Protection des données à caractère personnelSécurité des systèmes d'information

Le projet de la CNIL de recommandation relative à la sécurité des traitements critiques

Le 28 août 2023, la CNIL a publié son projet de recommandation relative à la sécurité des traitements critiques. Celle-ci a fait l’objet d’une consultation publique jusqu’au 22 octobre 2023. La version finalisée de la recommandation est attendue pour le début de l’année 2024. 

La démarche de la CNIL s’inscrit dans un cadre plus global d’accroissement des exigences réglementaires européennes en matière de sécurité. Difficile en effet de ne pas avoir noté la récente adoption de plusieurs textes européens rien qu’en décembre 2022 :

  • Règlement sur la résilience opérationnelle numérique du secteur financier (dit DORA),
  • Directive concernant des mesures destinées à assurer un niveau élevé commun de cybersécurité dans l’ensemble de l’Union (dite NIS 2)
  • ou encore de la Directive sur la résilience des entités critiques (dite CER).

L’UE travaille également sur une proposition de règlement relatif aux exigences de cybersécurité applicables aux produits comportant des éléments numériques, connue sous le nom de « loi sur la cyber-résilience » (dite CRA). Celle-ci vise à renforcer les exigences en matière de cybersécurité afin de garantir une plus grande sécurité des produits matériels et logiciels.

La démarche de la CNIL, avec ce projet de recommandation, serait donc a priori de tenter de créer un pont entre ces textes et le RGPD.

Critique, vous avez dit critique ?

Le projet de recommandation de la CNIL vise les traitements « critiques ». Un traitement de données à caractère personnel est critique si :

  • il constitue un traitement à grande échelle au sens du RGPD,
  • et il s’agit d’un traitement pour lequel « une violation de données à caractère personnel pourrait soit entraîner des conséquences très importantes pour les personnes concernées, soit entraîner des conséquences pour la sûreté de l’État ou pour la société́ dans son ensemble ».

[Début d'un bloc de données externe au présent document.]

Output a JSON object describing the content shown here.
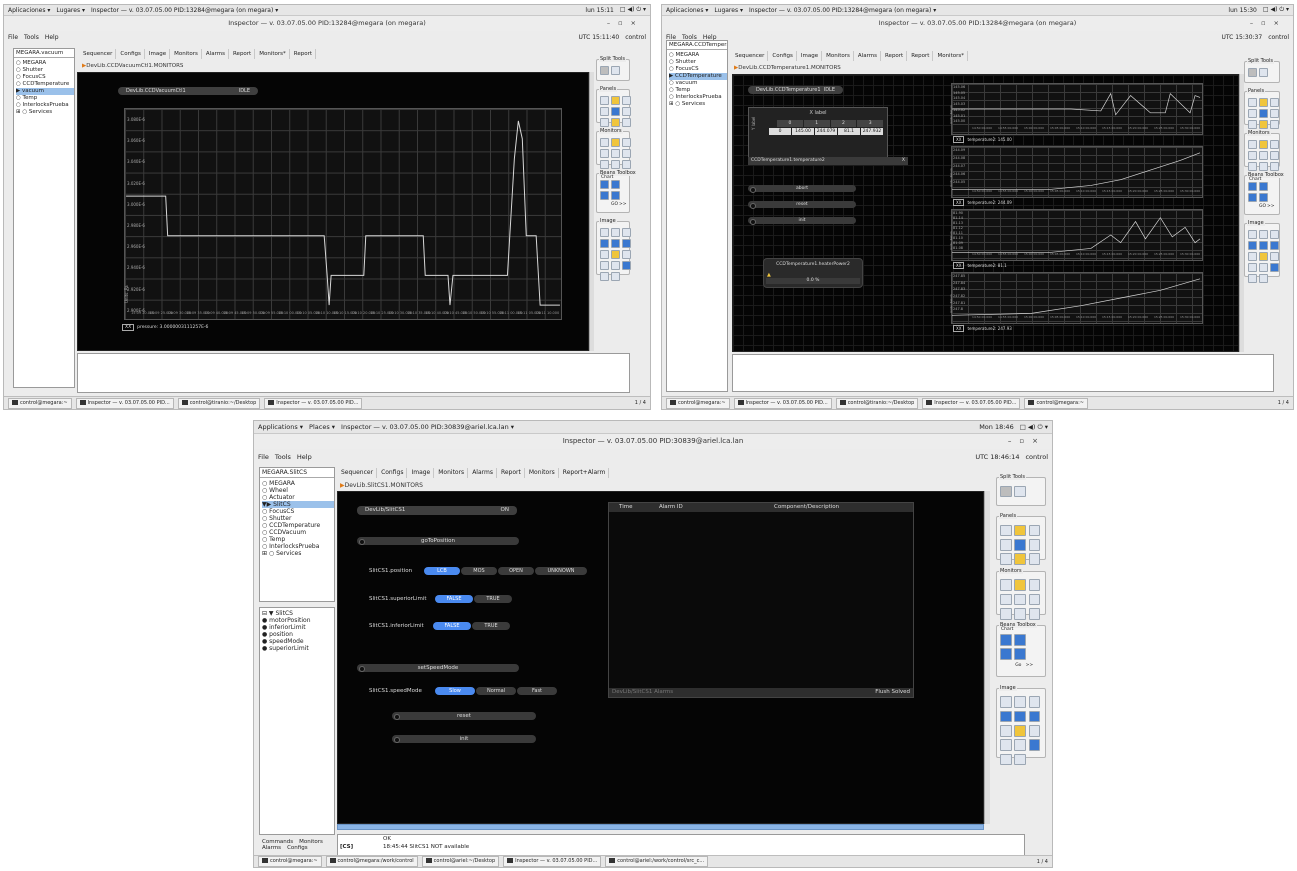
{
  "shot1": {
    "topbar": {
      "apps": "Aplicaciones ▾",
      "places": "Lugares ▾",
      "window": "Inspector — v. 03.07.05.00 PID:13284@megara (on megara) ▾",
      "clock": "lun 15:11"
    },
    "title": "Inspector — v. 03.07.05.00 PID:13284@megara (on megara)",
    "menu": {
      "file": "File",
      "tools": "Tools",
      "help": "Help",
      "utc": "UTC 15:11:40",
      "user": "control"
    },
    "selector": "MEGARA.vacuum",
    "tree": [
      "○ MEGARA",
      "  ○ Shutter",
      "  ○ FocusCS",
      "  ○ CCDTemperature",
      "  ▶ vacuum",
      "  ○ Temp",
      "  ○ InterlocksPrueba",
      "⊞ ○ Services"
    ],
    "tabs": [
      "Sequencer",
      "Configs",
      "Image",
      "Monitors",
      "Alarms",
      "Report",
      "Monitors*",
      "Report"
    ],
    "crumb": "DevLib.CCDVacuumCtl1.MONITORS",
    "dev_name": "DevLib.CCDVacuumCtl1",
    "dev_state": "IDLE",
    "yticks": [
      "3.080E-6",
      "3.060E-6",
      "3.040E-6",
      "3.020E-6",
      "3.000E-6",
      "2.980E-6",
      "2.960E-6",
      "2.940E-6",
      "2.920E-6",
      "2.900E-6"
    ],
    "xticks": [
      "15:09 20.000",
      "15:09 25.000",
      "15:09 30.000",
      "15:09 35.000",
      "15:09 40.000",
      "15:09 45.000",
      "15:09 50.000",
      "15:09 55.000",
      "15:10 00.000",
      "15:10 05.000",
      "15:10 10.000",
      "15:10 15.000",
      "15:10 20.000",
      "15:10 25.000",
      "15:10 30.000",
      "15:10 35.000",
      "15:10 40.000",
      "15:10 45.000",
      "15:10 50.000",
      "15:10 55.000",
      "15:11 00.000",
      "15:11 05.000",
      "15:11 10.000"
    ],
    "yaxis": "Units: Pa",
    "legend": "pressure: 3.0000003111257E-6",
    "legend_box": "XX",
    "right": {
      "split": "Split Tools",
      "panels": "Panels",
      "monitors": "Monitors",
      "beans": "Beans Toolbox",
      "chart": "Chart",
      "image": "Image",
      "go": "GO",
      "more": ">>"
    },
    "taskbar": [
      "control@megara:~",
      "Inspector — v. 03.07.05.00 PID...",
      "control@tiranio:~/Desktop",
      "Inspector — v. 03.07.05.00 PID..."
    ],
    "page": "1 / 4"
  },
  "shot2": {
    "topbar": {
      "apps": "Aplicaciones ▾",
      "places": "Lugares ▾",
      "window": "Inspector — v. 03.07.05.00 PID:13284@megara (on megara) ▾",
      "clock": "lun 15:30"
    },
    "title": "Inspector — v. 03.07.05.00 PID:13284@megara (on megara)",
    "menu": {
      "file": "File",
      "tools": "Tools",
      "help": "Help",
      "utc": "UTC 15:30:37",
      "user": "control"
    },
    "selector": "MEGARA.CCDTemperature",
    "tree": [
      "○ MEGARA",
      "  ○ Shutter",
      "  ○ FocusCS",
      "  ▶ CCDTemperature",
      "  ○ vacuum",
      "  ○ Temp",
      "  ○ InterlocksPrueba",
      "⊞ ○ Services"
    ],
    "tabs": [
      "Sequencer",
      "Configs",
      "Image",
      "Monitors",
      "Alarms",
      "Report",
      "Report",
      "Monitors*"
    ],
    "crumb": "DevLib.CCDTemperature1.MONITORS",
    "dev_name": "DevLib.CCDTemperature1",
    "dev_state": "IDLE",
    "table_title": "X label",
    "table_head": [
      "0",
      "1",
      "2",
      "3"
    ],
    "table_row": [
      "0",
      "145.00",
      "244.079",
      "81.1",
      "247.932"
    ],
    "ylabel_table": "Y label",
    "table_foot": "CCDTemperature1.temperature2",
    "table_foot_x": "X",
    "buttons": [
      "abort",
      "reset",
      "init"
    ],
    "power_title": "CCDTemperature1.heaterPower2",
    "power_val": "0.0",
    "power_unit": "%",
    "plots": [
      {
        "ticks": [
          "145.06",
          "145.05",
          "145.04",
          "145.03",
          "145.02",
          "145.01",
          "145.00"
        ],
        "legend": "temperature2: 145.00"
      },
      {
        "ticks": [
          "244.09",
          "244.08",
          "244.07",
          "244.06",
          "244.05"
        ],
        "legend": "temperature2: 244.09"
      },
      {
        "ticks": [
          "81.90",
          "81.14",
          "81.13",
          "81.12",
          "81.11",
          "81.10",
          "81.09",
          "81.08"
        ],
        "legend": "temperature2: 81.1"
      },
      {
        "ticks": [
          "247.85",
          "247.84",
          "247.83",
          "247.82",
          "247.81",
          "247.8"
        ],
        "legend": "temperature2: 247.93"
      }
    ],
    "plot_xticks": [
      "14:50 00.000",
      "14:55 00.000",
      "15:00 00.000",
      "15:05 00.000",
      "15:10 00.000",
      "15:15 00.000",
      "15:20 00.000",
      "15:25 00.000",
      "15:30 00.000"
    ],
    "plot_yaxis": "Units: Kelvin",
    "legend_box": "XX",
    "right": {
      "split": "Split Tools",
      "panels": "Panels",
      "monitors": "Monitors",
      "beans": "Beans Toolbox",
      "chart": "Chart",
      "image": "Image",
      "go": "GO",
      "more": ">>"
    },
    "taskbar": [
      "control@megara:~",
      "Inspector — v. 03.07.05.00 PID...",
      "control@tiranio:~/Desktop",
      "Inspector — v. 03.07.05.00 PID...",
      "control@megara:~"
    ],
    "page": "1 / 4"
  },
  "shot3": {
    "topbar": {
      "apps": "Applications ▾",
      "places": "Places ▾",
      "window": "Inspector — v. 03.07.05.00 PID:30839@ariel.lca.lan ▾",
      "clock": "Mon 18:46"
    },
    "title": "Inspector — v. 03.07.05.00 PID:30839@ariel.lca.lan",
    "menu": {
      "file": "File",
      "tools": "Tools",
      "help": "Help",
      "utc": "UTC 18:46:14",
      "user": "control"
    },
    "selector": "MEGARA.SlitCS",
    "tree": [
      "○ MEGARA",
      "  ○ Wheel",
      "  ○ Actuator",
      "  ▼▶ SlitCS",
      "  ○ FocusCS",
      "  ○ Shutter",
      "  ○ CCDTemperature",
      "  ○ CCDVacuum",
      "  ○ Temp",
      "  ○ InterlocksPrueba",
      "⊞ ○ Services"
    ],
    "tree2": [
      "⊟ ▼ SlitCS",
      "    ● motorPosition",
      "    ● inferiorLimit",
      "    ● position",
      "    ● speedMode",
      "    ● superiorLimit"
    ],
    "left_tabs": [
      "Commands",
      "Monitors",
      "Alarms",
      "Configs"
    ],
    "tabs": [
      "Sequencer",
      "Configs",
      "Image",
      "Monitors",
      "Alarms",
      "Report",
      "Monitors",
      "Report+Alarm"
    ],
    "crumb": "DevLib.SlitCS1.MONITORS",
    "dev_name": "DevLib/SlitCS1",
    "dev_state": "ON",
    "goto": "goToPosition",
    "position_label": "SlitCS1.position",
    "position_opts": [
      "LCB",
      "MOS",
      "OPEN",
      "UNKNOWN"
    ],
    "sup_label": "SlitCS1.superiorLimit",
    "sup_opts": [
      "FALSE",
      "TRUE"
    ],
    "inf_label": "SlitCS1.inferiorLimit",
    "inf_opts": [
      "FALSE",
      "TRUE"
    ],
    "setspeed": "setSpeedMode",
    "speed_label": "SlitCS1.speedMode",
    "speed_opts": [
      "Slow",
      "Normal",
      "Fast"
    ],
    "reset": "reset",
    "init": "init",
    "alarm_head": [
      "Time",
      "Alarm ID",
      "Component/Description"
    ],
    "alarm_foot": "DevLib/SlitCS1 Alarms",
    "alarm_flush": "Flush Solved",
    "console_ok": "OK",
    "console_tag": "[CS]",
    "console_msg": "18:45:44 SlitCS1 NOT available",
    "right": {
      "split": "Split Tools",
      "panels": "Panels",
      "monitors": "Monitors",
      "beans": "Beans Toolbox",
      "chart": "Chart",
      "image": "Image",
      "go": "Go",
      "more": ">>"
    },
    "taskbar": [
      "control@megara:~",
      "control@megara:/work/control",
      "control@ariel:~/Desktop",
      "Inspector — v. 03.07.05.00 PID...",
      "control@ariel:/work/control/src_c..."
    ],
    "page": "1 / 4"
  },
  "colors": {
    "accent": "#4a8af0",
    "panel": "#050505",
    "plotline": "#d8d8d8",
    "selection": "#9bc1ea"
  }
}
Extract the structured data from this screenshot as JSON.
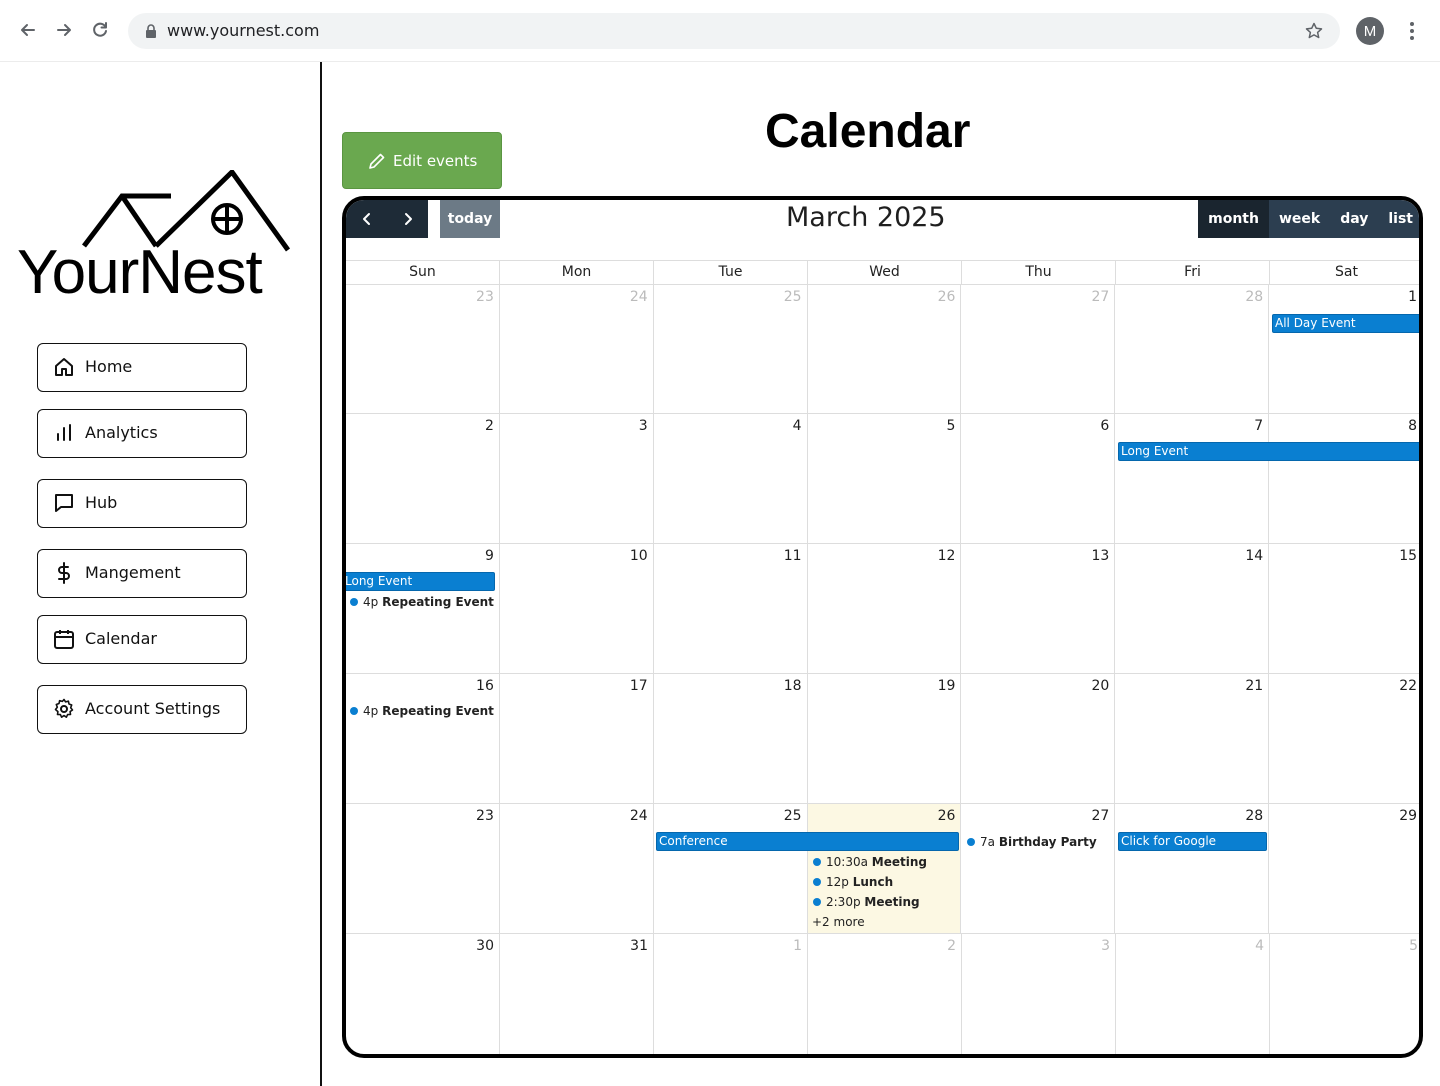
{
  "browser": {
    "url": "www.yournest.com",
    "avatar_letter": "M"
  },
  "sidebar": {
    "logo_text": "YourNest",
    "items": [
      {
        "label": "Home",
        "icon": "home-icon"
      },
      {
        "label": "Analytics",
        "icon": "bar-chart-icon"
      },
      {
        "label": "Hub",
        "icon": "chat-bubble-icon"
      },
      {
        "label": "Mangement",
        "icon": "dollar-icon"
      },
      {
        "label": "Calendar",
        "icon": "calendar-icon"
      },
      {
        "label": "Account Settings",
        "icon": "gear-icon"
      }
    ]
  },
  "main": {
    "title": "Calendar",
    "edit_button": "Edit events"
  },
  "calendar": {
    "title": "March 2025",
    "today_label": "today",
    "views": [
      "month",
      "week",
      "day",
      "list"
    ],
    "active_view": "month",
    "dow": [
      "Sun",
      "Mon",
      "Tue",
      "Wed",
      "Thu",
      "Fri",
      "Sat"
    ],
    "weeks": [
      [
        "23",
        "24",
        "25",
        "26",
        "27",
        "28",
        "1"
      ],
      [
        "2",
        "3",
        "4",
        "5",
        "6",
        "7",
        "8"
      ],
      [
        "9",
        "10",
        "11",
        "12",
        "13",
        "14",
        "15"
      ],
      [
        "16",
        "17",
        "18",
        "19",
        "20",
        "21",
        "22"
      ],
      [
        "23",
        "24",
        "25",
        "26",
        "27",
        "28",
        "29"
      ],
      [
        "30",
        "31",
        "1",
        "2",
        "3",
        "4",
        "5"
      ]
    ],
    "events": {
      "all_day": "All Day Event",
      "long_event_1": "Long Event",
      "long_event_2": "Long Event",
      "repeating_1": {
        "time": "4p",
        "title": "Repeating Event"
      },
      "repeating_2": {
        "time": "4p",
        "title": "Repeating Event"
      },
      "conference": "Conference",
      "meeting_1": {
        "time": "10:30a",
        "title": "Meeting"
      },
      "lunch": {
        "time": "12p",
        "title": "Lunch"
      },
      "meeting_2": {
        "time": "2:30p",
        "title": "Meeting"
      },
      "more": "+2 more",
      "birthday": {
        "time": "7a",
        "title": "Birthday Party"
      },
      "google": "Click for Google"
    },
    "colors": {
      "event": "#0a7fd1",
      "today_bg": "#fcf8e3",
      "toolbar": "#2c3e50"
    }
  }
}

Ce projet de recommandation introduit donc un nouveau terme, la notion de « traitement critique ». Celle-ci n’est ni développée, ni même mentionnée dans le texte du RGPD, dans ses considérants, par le CEPD/EDPB ou par aucune autre autorité nationale de protection des données européenne à notre connaissance, Cela pourrait donc amener à des difficultés d’harmonisation au niveau européen..

Notons tout de même que celle-ci était apparue dans la récente recommandation de la CNIL sur la sécurisation des API, commentée ici.

Les préconisations de la CNIL

Les responsables de traitement qui mettent en œuvre de tels traitements peuvent tirer sept préconisations principales du projet de recommandation relative à la sécurité des traitements critiques de la CNIL : 

  • Implication de la gouvernance de l’entité dans la mise en place et le maintien des mesures de sécurité ;
  • Maintien d’un niveau de maturité élevé de sécurité informatique : démarche Zero Trust préconisée par l’ANSSI et recommandation de la CNIL relative aux mesures de journalisation ;
  • Respect de normes reconnues de sécurité, telles que la norme ISO / IEC 27 701, et homologation de sécurité ;
  • Adoption de procédures et de mesures de gestion des incidents de sécurité : SOC, CSIRT, politique de réponse aux violations de données ;
  • Conduite d’une double analyse de risque : AIPD et analyse de risque suivant la méthode EBIOS Risk Manager (EBIOS RM) de l’ANSSI ; 
  • Renforcement des contrôles et audits ;
  • Encadrement de la relation avec les sous-traitants : exigences contractuelles détaillées en matière de sécurité informatique.

Et maintenant ?

Il reste maintenant à voir comment va évoluer ce projet de recommandation. Pour le moment assez fraîchement reçu par les professionnels, on lui reproche non pas la pertinence des mesures mises en avant, mais plutôt sur l’opportunité d’ajouter de nouvelles distinctions à un environnement réglementaire touffu. D’autant que cette notion est parfois similaire, parfois différente avec celles des textes européens et que la poussière n’est toujours pas retombée sur ceux-ci (transposition de NIS2, plusieurs RTS de DORA en cours d’élaboration, etc.).